As soon as you see your colleagues, you're going to be tempted to complain or gossip. Zack says this is one of the riskiest things you can do because you never know who might overhear, remember or repeat your comments. She was once in a bathroom when two co-workers were gossiping about a third. Suddenly, the victim threw open the door of one of the stalls and said, "You don't know anything about me!" before storming out. "They were deservedly mortified," says Zack.
Step 7: Move to a new group after every third sip of your drink.

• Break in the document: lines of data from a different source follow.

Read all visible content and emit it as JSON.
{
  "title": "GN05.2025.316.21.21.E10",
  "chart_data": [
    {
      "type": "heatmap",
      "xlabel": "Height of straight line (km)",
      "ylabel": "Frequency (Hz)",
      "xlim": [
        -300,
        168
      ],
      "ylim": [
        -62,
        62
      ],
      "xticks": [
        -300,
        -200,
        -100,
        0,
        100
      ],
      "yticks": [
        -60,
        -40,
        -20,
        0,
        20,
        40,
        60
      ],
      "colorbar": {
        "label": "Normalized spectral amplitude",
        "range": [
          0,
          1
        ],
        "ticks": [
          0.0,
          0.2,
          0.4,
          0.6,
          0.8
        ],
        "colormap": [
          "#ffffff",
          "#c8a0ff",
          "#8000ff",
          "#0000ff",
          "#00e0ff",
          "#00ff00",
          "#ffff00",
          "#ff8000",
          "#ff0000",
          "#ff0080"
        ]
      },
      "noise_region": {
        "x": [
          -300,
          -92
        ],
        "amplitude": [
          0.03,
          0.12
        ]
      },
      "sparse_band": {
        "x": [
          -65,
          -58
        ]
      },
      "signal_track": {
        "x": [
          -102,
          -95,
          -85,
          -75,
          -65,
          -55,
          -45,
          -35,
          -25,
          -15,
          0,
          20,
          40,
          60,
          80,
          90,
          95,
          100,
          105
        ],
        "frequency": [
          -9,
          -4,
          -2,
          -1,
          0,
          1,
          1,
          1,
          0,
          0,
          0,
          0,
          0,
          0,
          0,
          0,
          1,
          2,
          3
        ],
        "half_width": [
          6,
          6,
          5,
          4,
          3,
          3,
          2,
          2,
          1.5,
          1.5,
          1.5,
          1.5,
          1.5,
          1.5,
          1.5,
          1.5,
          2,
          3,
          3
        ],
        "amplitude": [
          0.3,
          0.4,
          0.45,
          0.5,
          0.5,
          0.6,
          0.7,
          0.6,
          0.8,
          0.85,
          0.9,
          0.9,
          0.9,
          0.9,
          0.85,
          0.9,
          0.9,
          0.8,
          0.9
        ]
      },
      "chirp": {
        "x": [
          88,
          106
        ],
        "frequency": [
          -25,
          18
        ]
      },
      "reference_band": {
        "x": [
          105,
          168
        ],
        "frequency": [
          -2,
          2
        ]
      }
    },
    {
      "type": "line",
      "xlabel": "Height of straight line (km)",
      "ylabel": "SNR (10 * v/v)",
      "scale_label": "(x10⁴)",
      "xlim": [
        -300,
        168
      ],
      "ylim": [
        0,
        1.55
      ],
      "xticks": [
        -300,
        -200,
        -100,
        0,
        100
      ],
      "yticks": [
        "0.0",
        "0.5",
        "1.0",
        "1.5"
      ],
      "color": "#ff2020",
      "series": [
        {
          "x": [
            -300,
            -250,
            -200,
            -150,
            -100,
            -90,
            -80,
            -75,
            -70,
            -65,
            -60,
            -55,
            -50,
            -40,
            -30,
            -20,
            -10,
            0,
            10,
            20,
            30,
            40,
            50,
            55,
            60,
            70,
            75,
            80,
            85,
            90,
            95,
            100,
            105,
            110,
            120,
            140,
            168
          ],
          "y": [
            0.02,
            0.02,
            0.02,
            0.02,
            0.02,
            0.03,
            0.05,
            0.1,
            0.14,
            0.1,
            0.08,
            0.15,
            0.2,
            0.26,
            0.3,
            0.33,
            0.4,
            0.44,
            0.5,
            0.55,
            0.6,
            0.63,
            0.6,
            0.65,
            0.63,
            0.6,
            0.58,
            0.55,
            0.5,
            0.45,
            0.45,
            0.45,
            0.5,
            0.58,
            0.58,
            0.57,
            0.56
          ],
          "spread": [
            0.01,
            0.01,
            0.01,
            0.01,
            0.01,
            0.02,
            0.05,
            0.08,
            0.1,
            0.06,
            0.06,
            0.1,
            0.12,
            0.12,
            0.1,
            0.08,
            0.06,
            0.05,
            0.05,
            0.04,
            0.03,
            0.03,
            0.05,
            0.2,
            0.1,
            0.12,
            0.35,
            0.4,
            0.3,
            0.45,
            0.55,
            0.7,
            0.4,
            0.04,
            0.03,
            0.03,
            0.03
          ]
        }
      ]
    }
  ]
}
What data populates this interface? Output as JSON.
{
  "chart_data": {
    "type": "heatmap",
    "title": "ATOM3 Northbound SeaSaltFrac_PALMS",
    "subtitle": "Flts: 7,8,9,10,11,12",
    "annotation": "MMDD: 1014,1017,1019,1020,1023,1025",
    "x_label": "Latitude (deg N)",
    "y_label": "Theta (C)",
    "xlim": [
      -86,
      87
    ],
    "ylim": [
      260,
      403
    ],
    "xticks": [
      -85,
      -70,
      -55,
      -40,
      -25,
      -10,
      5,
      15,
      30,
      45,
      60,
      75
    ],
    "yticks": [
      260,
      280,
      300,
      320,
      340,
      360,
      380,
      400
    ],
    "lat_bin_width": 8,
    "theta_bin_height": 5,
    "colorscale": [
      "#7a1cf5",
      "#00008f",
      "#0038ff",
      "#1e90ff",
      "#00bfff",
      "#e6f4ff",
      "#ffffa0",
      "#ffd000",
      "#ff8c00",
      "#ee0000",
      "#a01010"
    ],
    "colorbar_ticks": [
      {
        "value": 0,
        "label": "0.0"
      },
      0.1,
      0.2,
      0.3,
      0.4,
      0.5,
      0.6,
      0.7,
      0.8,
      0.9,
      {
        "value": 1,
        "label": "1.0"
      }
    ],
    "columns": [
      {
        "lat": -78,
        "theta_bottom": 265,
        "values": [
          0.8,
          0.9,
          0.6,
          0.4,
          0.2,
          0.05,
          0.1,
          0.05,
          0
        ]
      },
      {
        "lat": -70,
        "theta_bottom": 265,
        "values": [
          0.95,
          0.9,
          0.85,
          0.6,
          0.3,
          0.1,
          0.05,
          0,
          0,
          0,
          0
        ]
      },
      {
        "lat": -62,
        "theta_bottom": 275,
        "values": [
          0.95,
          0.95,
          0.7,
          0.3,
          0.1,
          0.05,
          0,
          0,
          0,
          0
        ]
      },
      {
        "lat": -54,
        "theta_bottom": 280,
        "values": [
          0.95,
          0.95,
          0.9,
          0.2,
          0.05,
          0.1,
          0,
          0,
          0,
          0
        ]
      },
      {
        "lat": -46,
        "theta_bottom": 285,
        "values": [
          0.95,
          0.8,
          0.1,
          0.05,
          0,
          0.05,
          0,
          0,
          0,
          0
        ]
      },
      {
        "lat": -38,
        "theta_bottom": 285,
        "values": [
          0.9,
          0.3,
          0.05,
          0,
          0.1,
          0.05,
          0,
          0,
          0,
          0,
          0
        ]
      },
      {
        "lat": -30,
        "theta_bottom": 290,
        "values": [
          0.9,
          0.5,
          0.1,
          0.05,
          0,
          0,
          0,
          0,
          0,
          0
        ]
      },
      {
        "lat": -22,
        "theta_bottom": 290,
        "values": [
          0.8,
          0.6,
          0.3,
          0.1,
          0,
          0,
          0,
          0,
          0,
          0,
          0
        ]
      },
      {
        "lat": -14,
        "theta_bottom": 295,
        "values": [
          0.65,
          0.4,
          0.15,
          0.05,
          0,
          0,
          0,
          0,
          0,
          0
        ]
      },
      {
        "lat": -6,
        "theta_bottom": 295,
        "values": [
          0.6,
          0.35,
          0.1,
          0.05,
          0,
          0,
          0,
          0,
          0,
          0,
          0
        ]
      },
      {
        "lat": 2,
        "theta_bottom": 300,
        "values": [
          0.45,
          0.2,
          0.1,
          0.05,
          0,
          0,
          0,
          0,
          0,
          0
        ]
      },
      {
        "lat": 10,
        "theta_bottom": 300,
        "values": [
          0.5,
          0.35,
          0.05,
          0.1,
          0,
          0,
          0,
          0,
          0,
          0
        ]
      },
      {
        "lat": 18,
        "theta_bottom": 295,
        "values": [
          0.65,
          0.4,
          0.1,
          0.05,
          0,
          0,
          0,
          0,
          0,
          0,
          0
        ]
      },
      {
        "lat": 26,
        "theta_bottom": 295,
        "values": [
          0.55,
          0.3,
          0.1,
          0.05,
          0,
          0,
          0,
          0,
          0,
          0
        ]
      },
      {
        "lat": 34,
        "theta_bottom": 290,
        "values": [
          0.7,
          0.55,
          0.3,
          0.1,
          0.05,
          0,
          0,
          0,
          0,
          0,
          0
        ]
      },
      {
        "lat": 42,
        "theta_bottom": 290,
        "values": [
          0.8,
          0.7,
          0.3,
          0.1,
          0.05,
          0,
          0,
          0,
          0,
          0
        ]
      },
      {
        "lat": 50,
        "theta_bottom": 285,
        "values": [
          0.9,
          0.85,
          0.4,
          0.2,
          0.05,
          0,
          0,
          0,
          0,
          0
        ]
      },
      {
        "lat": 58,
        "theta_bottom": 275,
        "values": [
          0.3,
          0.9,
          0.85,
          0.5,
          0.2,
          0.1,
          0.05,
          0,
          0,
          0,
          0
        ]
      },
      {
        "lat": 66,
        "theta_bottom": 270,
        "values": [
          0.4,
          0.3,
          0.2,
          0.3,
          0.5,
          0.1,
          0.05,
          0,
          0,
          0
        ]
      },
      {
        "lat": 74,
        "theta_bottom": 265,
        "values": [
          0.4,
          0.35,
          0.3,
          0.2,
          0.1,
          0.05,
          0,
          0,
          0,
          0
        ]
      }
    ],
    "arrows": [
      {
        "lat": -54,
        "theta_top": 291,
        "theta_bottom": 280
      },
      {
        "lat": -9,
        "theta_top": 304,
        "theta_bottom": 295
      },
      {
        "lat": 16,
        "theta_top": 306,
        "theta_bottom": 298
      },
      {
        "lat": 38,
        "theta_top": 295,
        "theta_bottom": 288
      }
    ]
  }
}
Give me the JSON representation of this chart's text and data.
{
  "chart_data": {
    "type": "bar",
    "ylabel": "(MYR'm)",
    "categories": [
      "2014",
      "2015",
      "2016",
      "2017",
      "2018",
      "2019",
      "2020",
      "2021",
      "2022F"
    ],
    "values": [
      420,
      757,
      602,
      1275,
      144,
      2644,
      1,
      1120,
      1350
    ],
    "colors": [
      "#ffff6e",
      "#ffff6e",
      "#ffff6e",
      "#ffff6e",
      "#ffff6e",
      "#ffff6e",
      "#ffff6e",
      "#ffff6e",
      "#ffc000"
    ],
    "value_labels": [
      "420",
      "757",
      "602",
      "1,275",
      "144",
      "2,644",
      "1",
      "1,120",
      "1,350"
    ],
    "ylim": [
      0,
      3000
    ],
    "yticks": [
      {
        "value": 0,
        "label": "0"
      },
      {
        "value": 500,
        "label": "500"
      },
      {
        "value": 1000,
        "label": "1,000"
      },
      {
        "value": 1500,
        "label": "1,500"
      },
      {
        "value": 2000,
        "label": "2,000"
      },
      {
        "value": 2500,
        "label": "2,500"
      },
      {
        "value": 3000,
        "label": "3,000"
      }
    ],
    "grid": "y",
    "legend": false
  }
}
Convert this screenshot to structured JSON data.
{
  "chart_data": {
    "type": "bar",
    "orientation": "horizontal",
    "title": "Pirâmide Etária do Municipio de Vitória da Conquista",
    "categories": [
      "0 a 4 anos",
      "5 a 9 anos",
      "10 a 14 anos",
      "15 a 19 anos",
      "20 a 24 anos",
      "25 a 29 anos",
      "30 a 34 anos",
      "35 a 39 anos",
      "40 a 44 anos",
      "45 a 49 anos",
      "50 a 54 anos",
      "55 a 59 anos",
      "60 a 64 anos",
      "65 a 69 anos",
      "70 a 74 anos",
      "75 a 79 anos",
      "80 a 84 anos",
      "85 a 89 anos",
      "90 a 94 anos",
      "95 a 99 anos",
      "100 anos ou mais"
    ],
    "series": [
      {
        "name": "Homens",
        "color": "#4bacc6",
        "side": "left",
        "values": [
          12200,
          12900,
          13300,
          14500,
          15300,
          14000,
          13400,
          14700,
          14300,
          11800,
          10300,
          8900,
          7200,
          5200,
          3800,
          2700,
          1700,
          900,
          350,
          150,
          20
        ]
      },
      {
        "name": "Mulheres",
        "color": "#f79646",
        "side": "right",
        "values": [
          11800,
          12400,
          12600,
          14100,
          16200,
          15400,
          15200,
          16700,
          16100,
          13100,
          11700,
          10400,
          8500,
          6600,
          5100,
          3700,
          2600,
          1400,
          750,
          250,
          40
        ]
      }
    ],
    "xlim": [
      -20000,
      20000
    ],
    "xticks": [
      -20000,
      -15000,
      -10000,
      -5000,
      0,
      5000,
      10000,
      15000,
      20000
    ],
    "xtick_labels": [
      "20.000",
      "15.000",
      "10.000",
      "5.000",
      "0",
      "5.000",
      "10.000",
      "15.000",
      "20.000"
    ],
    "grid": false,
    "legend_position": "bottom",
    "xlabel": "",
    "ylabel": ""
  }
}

Make it a point to circulate before you hear (or tell) the same stories twice. Refer to your list of easy conversation enders: "I'm going to the bathroom," "I'm going to the bar for a glass of water," and "I'm going to the buffet." Zack's more professional standbys include, "I'm sure you have other people you want to talk to," and "I promised myself I'd circulate." We once knew an executive who was able to introduce us to the nearest co-worker (in a flattering way), quickly summarize what we'd been talking about and then hand off the conversation and slip away with a smile.
Step 8: At karaoke parties, play to the crowd.
As much as you avoid stepping up to the mike in your personal life, you're part of the company, which means your job tonight is to sing at least one song. Period. We asked the managers at some of the country's most popular karaoke bars to tell us the crowd-pleasers that even a novice can handle. Every single one nominated "Don't Stop Believin'" by Journey. "When this song starts playing, everyone will join in," says Teddy Mui, general manager of Winnie's in New York City. Did someone already sing this? Go with "Sweet Caroline" by Neil Diamond. "It's the best song for office parties—and nonoffice parties too," says Frank Huang, the karaoke host and event coordinator at the Mint in San Francisco. "Everyone knows the chorus: 'So good! So good!' So catchy!" Want to get the crowd swaying and snapping instead of belting out the tune with you? Elton John is your best friend: Mui and Huang recommend "Tiny Dancer" and "Don't Go Breaking My Heart," which is great for duets.
Step 9: Just say no to the after-party.
There is nothing to be gained—and lots to lose—by staying out late. Whatever happens, whoever screws up, everyone will be talking about it on Monday.